Ce joyeux bazar entre la France et la Belgique est résolu en 1977, mais ce n’est qu’en 1998 que l’heure d’été est totalement harmonisée dans l’Union Européenne. Cette fois ça y est, il n’est plus l’heure de voir midi à sa porte.

L’heure  d’été, une idée ancienne

Déjà, au 18ème siècle, un certain Benjamin Franklin avait évoqué cette idée afin d’économiser de la bougie. Mais c’est au député André Honnorat que l’on doit la première proposition officielle d’un changement d’heure au printemps.

En 1916, alors en pleine guerre, la France a besoin de gaz, de pétrole et de charbon.

André Honnorat propose donc à l’Assemblée Nationale d’instaurer une heure d’été pour économiser l’énergie, il s’agit de soutenir l’effort de guerre. Malgré des débats houleux, l’heure d’été est instituée par décret dans la nuit du 14 au 15 juin 1916. L’heure en France étant alignée sur le méridien de Greenwich (GMT), l’heure d’été est donc à GMT+1.

L’expérience est concluante et sera reconduite jusqu’en 1945, mais à un détail près : pendant la guerre, l’heure d’été française passera de GMT+1 à GMT+2.

Car l’Allemagne, qui elle est à GMT+1, a aussi adopté le changement d’heure. Lorsqu’elle occupe la France en juin 1940, elle impose donc son heure d’été aux territoires occupés, c’est-à-dire GMT+2. L’heure allemande sera ensuite généralisée à tout le territoire.

Au lendemain de la guerre la France abandonne l’heure d’été, mais aussi son heure d’avant-guerre : nous sommes restés à GMT+1, et depuis 1976 notre heure d’été est donc de nouveau à GMT+2.

On s’est depuis habitués à la valse des horloges deux fois par an, mais le sujet fait toujours polémique.

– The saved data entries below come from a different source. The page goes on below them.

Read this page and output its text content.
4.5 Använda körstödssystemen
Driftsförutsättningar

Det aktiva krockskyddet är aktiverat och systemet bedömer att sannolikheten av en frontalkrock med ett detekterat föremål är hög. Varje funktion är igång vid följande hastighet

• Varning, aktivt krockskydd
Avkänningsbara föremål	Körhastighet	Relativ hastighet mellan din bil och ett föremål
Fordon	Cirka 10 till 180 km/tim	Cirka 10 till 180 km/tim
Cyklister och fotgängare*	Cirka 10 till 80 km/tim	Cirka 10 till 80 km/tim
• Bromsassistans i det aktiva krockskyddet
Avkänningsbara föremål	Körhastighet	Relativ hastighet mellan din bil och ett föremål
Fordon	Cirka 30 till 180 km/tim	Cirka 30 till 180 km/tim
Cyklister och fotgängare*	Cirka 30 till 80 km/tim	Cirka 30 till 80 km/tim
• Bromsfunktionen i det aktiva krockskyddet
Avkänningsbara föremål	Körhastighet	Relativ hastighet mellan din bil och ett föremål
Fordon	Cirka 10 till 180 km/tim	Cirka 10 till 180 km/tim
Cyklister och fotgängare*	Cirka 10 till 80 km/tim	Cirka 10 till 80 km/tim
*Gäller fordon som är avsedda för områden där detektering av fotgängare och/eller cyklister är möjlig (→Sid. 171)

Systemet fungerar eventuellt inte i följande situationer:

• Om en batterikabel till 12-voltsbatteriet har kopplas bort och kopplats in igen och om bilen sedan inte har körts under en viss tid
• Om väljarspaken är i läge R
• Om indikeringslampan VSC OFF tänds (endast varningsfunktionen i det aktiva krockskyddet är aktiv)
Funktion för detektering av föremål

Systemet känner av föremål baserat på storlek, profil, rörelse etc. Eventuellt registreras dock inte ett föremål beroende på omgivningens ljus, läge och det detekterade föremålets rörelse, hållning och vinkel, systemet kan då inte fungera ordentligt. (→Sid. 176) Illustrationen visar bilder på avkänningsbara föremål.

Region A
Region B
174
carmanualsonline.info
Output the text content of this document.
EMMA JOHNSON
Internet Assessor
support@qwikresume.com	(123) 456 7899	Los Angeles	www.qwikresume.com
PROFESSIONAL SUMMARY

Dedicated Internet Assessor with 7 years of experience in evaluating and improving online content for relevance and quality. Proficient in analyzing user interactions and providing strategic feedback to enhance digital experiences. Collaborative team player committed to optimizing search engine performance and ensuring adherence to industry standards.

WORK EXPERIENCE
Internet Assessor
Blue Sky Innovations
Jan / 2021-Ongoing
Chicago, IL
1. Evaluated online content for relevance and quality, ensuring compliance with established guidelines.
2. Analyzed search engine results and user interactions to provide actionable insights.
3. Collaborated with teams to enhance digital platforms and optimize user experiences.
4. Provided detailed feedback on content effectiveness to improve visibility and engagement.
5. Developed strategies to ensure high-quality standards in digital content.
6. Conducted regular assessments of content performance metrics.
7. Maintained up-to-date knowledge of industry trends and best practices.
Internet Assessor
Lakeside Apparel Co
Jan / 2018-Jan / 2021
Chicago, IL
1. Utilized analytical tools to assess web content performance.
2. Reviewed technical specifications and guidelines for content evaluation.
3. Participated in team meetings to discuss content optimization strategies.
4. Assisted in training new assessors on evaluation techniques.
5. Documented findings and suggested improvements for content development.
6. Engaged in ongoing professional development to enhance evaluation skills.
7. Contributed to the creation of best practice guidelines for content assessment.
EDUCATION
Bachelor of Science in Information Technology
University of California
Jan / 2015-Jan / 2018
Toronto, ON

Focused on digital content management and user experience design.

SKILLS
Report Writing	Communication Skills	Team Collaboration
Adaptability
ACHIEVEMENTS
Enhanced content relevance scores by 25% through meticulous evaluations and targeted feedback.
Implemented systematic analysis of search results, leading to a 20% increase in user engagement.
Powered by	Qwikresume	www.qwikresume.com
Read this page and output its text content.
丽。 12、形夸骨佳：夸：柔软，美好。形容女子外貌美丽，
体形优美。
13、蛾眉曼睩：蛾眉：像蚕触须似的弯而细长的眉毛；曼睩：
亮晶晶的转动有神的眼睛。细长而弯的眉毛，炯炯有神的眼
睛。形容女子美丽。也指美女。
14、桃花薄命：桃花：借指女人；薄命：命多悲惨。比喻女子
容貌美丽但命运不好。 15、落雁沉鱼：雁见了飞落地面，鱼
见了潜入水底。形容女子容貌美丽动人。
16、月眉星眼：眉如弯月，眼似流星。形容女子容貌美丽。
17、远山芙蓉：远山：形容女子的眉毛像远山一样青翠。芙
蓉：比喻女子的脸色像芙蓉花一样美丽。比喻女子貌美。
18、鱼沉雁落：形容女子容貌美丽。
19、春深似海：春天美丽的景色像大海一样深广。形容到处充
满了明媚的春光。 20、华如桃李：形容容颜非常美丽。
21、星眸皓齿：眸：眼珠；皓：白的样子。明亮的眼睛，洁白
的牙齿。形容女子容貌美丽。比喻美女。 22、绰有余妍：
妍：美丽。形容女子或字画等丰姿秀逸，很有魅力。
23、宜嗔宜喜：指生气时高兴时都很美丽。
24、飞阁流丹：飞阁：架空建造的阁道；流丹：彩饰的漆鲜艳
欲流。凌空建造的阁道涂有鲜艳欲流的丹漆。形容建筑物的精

Le changement d’heure a même failli être abandonné en mars 2021, une majorité d’européens s’étant prononcés en 2018 pour sa suppression, lors d’une consultation publique du Parlement Européen.

Mais alors : faut-il maintenir l’heure d’été, ou l’heure d’hiver ? Difficile de mettre d’accord des pays qui ne vivent pas sous les mêmes fuseaux horaires…

La pandémie de Covid 19 est venue mettre le coup de grâce aux échanges : la nuit du 25 au 26 mars 2023 sera de nouveau plus courte, et cent sept ans après la proposition du député Honnorat, les discussions continueront d’aller bon train.